Old-school manners and etiquette seem like a thing of the past these days, so it can be tricky to know what to do in certain situations. Hostess gifts used to be very common, but it can be awkward figuring out what to give and when to give. Here are some simple, affordable ideas that even the most hip hostess will appreciate:
Know when to give a gift
Not every gathering requires a hostess gift. Formal dinner parties that are large and where you’re unfamiliar with the host would be a time when you don’t need to bring a gift. If you aren’t sure, ask someone you know who is going, and find out what they’re doing. On the other end of the spectrum, if you’re really close friends and hang out all the time, you don’t need to bring a gift if it’s a casual thing. If you’re staying with someone for a few days, definitely bring a gift. You should also bring gifts for celebrations like birthdays and anniversaries, and for housewarming parties.
Get something the hostess can actually use or consume
I’m not a fan of random clutter, so I always tend to pick something I know the hostess can use. Think stuff like cute soaps or a unique candle. While wine glass ornaments can be pretty, they just take up space, and don’t really serve a purpose. When in doubt, food is always good, because it’s eaten and then it’s gone. Nice chocolates are great for people you don’t know really well. Remember though, when you give food, the hostess might feel obligated to serve it at the party right then, so say something like, “This is for after one of those hard days at work!” or another subtle hint that you don’t expect them to serve it.

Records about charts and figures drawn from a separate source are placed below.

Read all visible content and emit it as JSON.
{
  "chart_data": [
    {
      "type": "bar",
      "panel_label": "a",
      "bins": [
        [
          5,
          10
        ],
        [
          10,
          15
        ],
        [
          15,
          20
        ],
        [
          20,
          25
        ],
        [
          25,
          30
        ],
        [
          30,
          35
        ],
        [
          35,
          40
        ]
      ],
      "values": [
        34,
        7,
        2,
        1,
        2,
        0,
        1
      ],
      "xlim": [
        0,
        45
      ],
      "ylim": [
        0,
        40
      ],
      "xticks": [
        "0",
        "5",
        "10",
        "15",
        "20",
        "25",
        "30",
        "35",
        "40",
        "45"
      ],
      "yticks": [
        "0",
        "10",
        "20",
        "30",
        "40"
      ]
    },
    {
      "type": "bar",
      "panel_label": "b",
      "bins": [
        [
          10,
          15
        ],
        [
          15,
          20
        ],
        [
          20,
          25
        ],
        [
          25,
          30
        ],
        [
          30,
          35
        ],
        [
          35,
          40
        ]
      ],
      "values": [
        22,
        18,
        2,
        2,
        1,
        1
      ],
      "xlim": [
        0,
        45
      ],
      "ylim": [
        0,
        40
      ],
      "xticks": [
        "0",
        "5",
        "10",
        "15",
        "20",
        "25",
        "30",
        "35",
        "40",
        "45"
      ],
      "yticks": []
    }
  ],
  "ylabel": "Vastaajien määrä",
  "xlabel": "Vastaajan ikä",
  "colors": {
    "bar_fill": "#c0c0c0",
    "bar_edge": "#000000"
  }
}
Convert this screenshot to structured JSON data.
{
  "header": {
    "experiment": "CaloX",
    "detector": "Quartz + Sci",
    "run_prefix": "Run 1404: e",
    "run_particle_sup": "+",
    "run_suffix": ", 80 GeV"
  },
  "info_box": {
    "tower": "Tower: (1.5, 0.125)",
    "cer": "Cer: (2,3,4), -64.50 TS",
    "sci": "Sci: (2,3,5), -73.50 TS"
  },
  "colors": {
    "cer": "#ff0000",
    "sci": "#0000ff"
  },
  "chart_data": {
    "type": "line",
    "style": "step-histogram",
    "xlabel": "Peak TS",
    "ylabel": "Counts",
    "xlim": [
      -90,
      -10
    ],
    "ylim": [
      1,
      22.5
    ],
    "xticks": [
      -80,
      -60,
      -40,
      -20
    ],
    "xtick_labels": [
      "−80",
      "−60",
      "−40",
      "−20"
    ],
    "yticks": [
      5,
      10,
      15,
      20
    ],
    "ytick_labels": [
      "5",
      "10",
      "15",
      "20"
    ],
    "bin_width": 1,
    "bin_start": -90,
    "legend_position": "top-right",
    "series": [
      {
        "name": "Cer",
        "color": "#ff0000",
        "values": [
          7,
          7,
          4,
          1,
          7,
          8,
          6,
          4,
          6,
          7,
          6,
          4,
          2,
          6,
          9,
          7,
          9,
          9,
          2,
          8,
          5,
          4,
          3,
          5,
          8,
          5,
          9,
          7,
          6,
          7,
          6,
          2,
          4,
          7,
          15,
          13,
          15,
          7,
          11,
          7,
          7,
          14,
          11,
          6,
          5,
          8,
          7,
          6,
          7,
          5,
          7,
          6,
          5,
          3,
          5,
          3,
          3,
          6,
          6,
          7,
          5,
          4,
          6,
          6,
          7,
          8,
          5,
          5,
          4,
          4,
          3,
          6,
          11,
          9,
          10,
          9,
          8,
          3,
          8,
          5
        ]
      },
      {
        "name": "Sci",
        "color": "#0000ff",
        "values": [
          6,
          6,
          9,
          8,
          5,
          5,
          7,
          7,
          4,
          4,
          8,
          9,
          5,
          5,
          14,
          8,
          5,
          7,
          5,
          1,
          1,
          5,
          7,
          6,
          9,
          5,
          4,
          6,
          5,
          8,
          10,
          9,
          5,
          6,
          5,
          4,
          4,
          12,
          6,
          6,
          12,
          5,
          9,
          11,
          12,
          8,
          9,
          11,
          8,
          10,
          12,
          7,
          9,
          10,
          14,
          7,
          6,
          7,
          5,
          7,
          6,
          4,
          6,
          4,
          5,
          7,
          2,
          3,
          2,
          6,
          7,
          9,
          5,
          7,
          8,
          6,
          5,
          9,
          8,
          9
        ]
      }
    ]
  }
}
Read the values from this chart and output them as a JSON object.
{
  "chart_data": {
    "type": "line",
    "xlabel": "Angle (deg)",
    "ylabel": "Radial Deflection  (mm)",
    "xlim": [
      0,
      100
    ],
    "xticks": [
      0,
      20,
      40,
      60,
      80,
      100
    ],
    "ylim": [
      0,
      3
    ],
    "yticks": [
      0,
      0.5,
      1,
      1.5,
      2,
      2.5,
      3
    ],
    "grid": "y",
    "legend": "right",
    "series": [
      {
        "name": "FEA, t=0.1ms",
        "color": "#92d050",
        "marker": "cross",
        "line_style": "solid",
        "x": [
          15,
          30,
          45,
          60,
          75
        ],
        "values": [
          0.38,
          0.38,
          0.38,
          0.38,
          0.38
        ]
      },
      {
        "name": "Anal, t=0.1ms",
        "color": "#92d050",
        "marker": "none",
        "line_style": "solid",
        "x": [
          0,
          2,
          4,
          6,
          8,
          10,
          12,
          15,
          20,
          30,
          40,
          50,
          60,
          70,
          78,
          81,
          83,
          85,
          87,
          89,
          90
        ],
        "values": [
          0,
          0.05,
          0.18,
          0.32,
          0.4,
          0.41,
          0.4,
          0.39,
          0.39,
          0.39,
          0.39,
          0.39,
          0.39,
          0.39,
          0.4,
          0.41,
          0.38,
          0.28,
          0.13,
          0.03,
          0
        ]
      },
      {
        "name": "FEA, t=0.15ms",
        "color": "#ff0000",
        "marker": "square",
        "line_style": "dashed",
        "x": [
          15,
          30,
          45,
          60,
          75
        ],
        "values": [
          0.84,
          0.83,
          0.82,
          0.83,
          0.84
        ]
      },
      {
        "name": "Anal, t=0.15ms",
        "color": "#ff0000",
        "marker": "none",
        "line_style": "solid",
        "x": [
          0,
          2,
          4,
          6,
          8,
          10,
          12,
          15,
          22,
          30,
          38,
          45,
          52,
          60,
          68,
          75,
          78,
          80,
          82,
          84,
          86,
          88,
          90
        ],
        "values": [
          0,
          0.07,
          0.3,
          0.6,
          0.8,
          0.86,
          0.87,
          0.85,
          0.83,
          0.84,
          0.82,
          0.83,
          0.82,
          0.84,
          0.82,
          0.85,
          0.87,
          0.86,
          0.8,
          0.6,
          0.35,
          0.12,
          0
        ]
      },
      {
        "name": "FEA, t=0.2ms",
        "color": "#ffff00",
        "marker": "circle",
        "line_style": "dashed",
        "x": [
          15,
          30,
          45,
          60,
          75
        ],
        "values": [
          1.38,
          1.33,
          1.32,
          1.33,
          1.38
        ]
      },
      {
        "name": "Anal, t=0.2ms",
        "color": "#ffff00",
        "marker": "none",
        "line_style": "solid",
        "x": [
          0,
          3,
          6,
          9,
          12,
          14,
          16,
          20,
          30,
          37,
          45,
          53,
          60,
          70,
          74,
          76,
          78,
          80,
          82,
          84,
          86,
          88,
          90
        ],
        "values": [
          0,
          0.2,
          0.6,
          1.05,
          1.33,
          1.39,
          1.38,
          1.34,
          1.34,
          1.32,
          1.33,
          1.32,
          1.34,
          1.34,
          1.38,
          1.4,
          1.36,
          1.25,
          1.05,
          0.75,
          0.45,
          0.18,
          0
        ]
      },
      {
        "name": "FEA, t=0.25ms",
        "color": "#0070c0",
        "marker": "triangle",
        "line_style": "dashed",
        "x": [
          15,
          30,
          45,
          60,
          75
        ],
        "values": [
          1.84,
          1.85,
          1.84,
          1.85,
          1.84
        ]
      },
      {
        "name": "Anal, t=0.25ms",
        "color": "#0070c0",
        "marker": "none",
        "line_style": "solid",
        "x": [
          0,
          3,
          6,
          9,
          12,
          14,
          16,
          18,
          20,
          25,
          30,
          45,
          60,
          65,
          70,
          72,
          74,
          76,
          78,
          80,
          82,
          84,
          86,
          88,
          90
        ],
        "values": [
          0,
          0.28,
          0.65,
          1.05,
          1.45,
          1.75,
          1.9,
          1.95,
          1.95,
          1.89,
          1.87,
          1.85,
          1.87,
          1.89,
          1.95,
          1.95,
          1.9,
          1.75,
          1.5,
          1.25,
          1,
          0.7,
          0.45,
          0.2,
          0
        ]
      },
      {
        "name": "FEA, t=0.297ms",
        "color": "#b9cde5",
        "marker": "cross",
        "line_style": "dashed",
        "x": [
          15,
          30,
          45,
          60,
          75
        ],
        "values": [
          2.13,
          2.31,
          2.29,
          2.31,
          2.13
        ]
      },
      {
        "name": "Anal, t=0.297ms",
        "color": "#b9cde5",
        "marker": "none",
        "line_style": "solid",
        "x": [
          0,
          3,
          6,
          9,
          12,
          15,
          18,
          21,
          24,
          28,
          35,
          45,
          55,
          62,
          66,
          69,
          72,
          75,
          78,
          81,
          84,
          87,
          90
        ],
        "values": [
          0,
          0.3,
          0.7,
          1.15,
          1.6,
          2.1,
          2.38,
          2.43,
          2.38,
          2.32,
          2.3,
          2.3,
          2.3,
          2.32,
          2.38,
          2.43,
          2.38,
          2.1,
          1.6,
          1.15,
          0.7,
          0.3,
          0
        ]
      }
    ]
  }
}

Decide price based on significance of event
If you’re going over a new friend’s house for a movie night, choose something on the cheap side, like a good-quality ice cream. If you’re all young, this might count as both your “I’ll bring dessert!” contribution and hostess gift, because money times are tough, but if you want to be sure the hostess knows this is just for her and not to share, let her know. If you’re going to a first-house housewarming party, you probably want to spring for something a bit pricier, like a set of glasses or another gift that represents this new chapter in her life.
Give gifts based on personality
Assuming you know the hostess pretty well, give gifts you know fit with their personality. If they love to cook, get a fancy salt or seasoning blend. If you know they love coffee, pick a delicious bag of roasted beans. Unless you’re really close with the hostess, don’t try to be funny with your gift, i.e. giving them a kitchen clock while saying, “Because you’re always running late!” It might be confusing, super awkward, or even accidentally insulting.
Don’t limit gifts to “hostesses” alone; give to a host, too
We’ve been using the female-gendered “hostess,” but if you’re going over a guy’s house where there is no hostess, he counts as a “host,” and should get a gift. Guys tend to be a bit easier when it comes to gifts, so it’s hard to go wrong with offerings like food and alcohol.